Messieurs les technocrates, vos élucubrations auront raison de ma passion.
Le lait, je suis tombé dedans tout petit. À 12 ans, je trayais seul le troupeau familial. À 17 ans, je suis devenu aide familial puis en Gaec trois ans plus tard. J'avais la charge du troupeau et à l'époque, le rêve, c'était 10 000 kg/VL et des vaches primées au comice cantonal. J'y ai cru, avec des moments de joie mais aussi de désespoir quand les résultats escomptés se faisaient attendre. Alors petit à petit, mes objectifs ont changé.
D'une stratégie très intensive qui demandait beaucoup d'investissements humains et financiers, j'ai évolué progressivement vers un système plus souple, moins contraignant. J'ai gagné en sérénité, en temps de travail et le revenu a suivi. Plus d'herbe, moins de phytos, suppression du labour, la ration complète, moins de lait par vache, le croisement pour plus de rusticité… J'ai souvent expérimenté avant que ça ne devienne « à la mode ». La mise aux normes en 1996 a été l'occasion de parier sur le fumier plutôt que le lisier pour des aspects environnementaux, agronomiques et d'acceptation sociétale. J'ai donc couvert les fumières pour éviter le lisier. Les vaches couchent au champ plus de huit mois de l'année. Les cultures pièges à nitrates sont implantées systématiquement depuis longtemps… Et là, j'apprends que vous avez le projet, dans le cadre de la directive nitrate, de porter les capacités de stockage des lisiers et fumiers à huit mois. Alors là, les bras m'en tombent… ! Dans vos délires réglementaires qui n'en finissent pas, vous allez encore nous pondre une énième norme qui va nous obliger à investir et ainsi plomber notre compétitivité bien mise à mal par nos voisins européens. J'espère que dans votre grande mansuétude, vous allez aussi obliger les laiteries à nous payer le lait plus cher.

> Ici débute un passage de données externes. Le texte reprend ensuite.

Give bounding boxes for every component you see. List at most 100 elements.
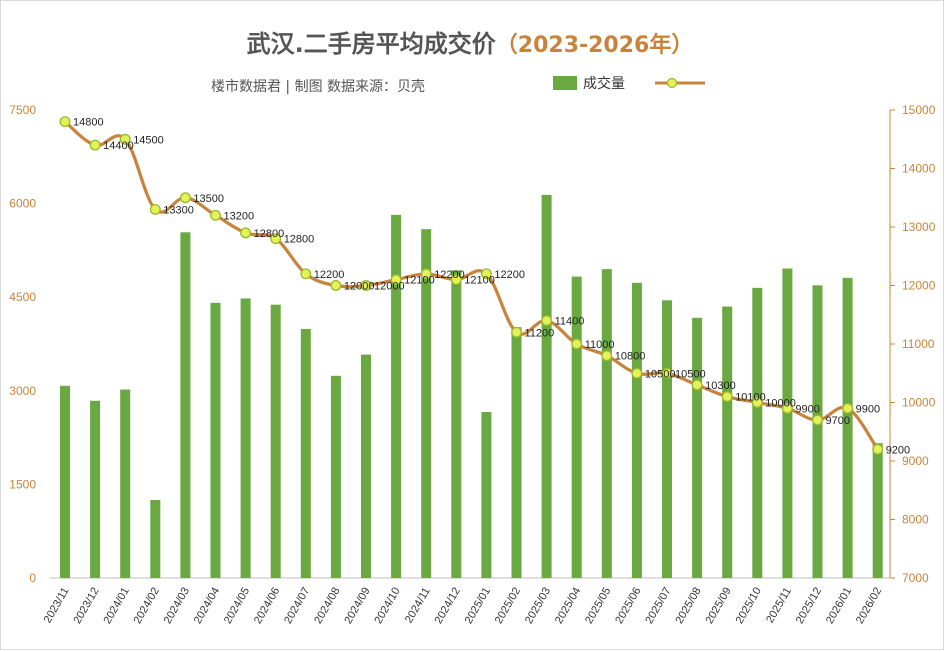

Depuis bien longtemps, vous n'êtes plus à une incohérence près. Il fallait faire plus d'herbe et on a perdu des primes Pac dans le cadre du découplage. Aujourd'hui, les systèmes pâturants vont être pénalisés par le rejet d'azote par vache qui passe de 85 unités à 116, voire 126 unités pendant que les Hollandais vont conserver la dérogation à 250 unités. Dans les bassins versants en contentieux où vous prônez l'herbe, les vaches resteront en stabulation pour maîtriser les rejets. Déjà, avec la multiplication des robots et l'agrandissement des troupeaux, le pâturage est de plus en plus compliqué. Le prix de la protéine s'envole. La mode est à la valorisation des couverts végétaux. Alors certains achètent une faucheuse auto-chargeuse pour valoriser les surfaces éloignées. À 40 000 € le bout de ferraille, plus un 100 ch devant, et une heure de travail par jour, merci du cadeau !
Anticiper, évoluer, respecter la réglementation, travailler en « bon père de famille », je sais faire. C'est même ce qui fait la richesse de notre métier. Mais il arrive un moment ou trop, c'est trop ! Vous voudriez décourager les derniers laitiers que vous ne vous y prendriez pas autrement. Au moment où beaucoup arrêtent pour faire des cultures, l'accumulation de vos « conneries » fera que la France deviendra peut-être un jour déficitaire en lait. On se sera aperçu bien avant que l'élevage, en général, et le lait, en particulier, contribuent grandement au maintien des paysages et du tissu rural. Qu'un laitier génère bien plus d'emplois qu'un céréalier. Qu'on a souvent vu un éleveur devenir cultivateur, rarement le contraire. Mais ça, Messieurs les technocrates qui êtes si prompts à pondre des inepties, vous êtes trop imbus de vos certitudes pour le reconnaître. Feu ma grand-mère disait : « Tous les agriculteurs ne sont pas ingénieurs mais ils sont ingénieux. » Ce n'est pas le cas des technocrates.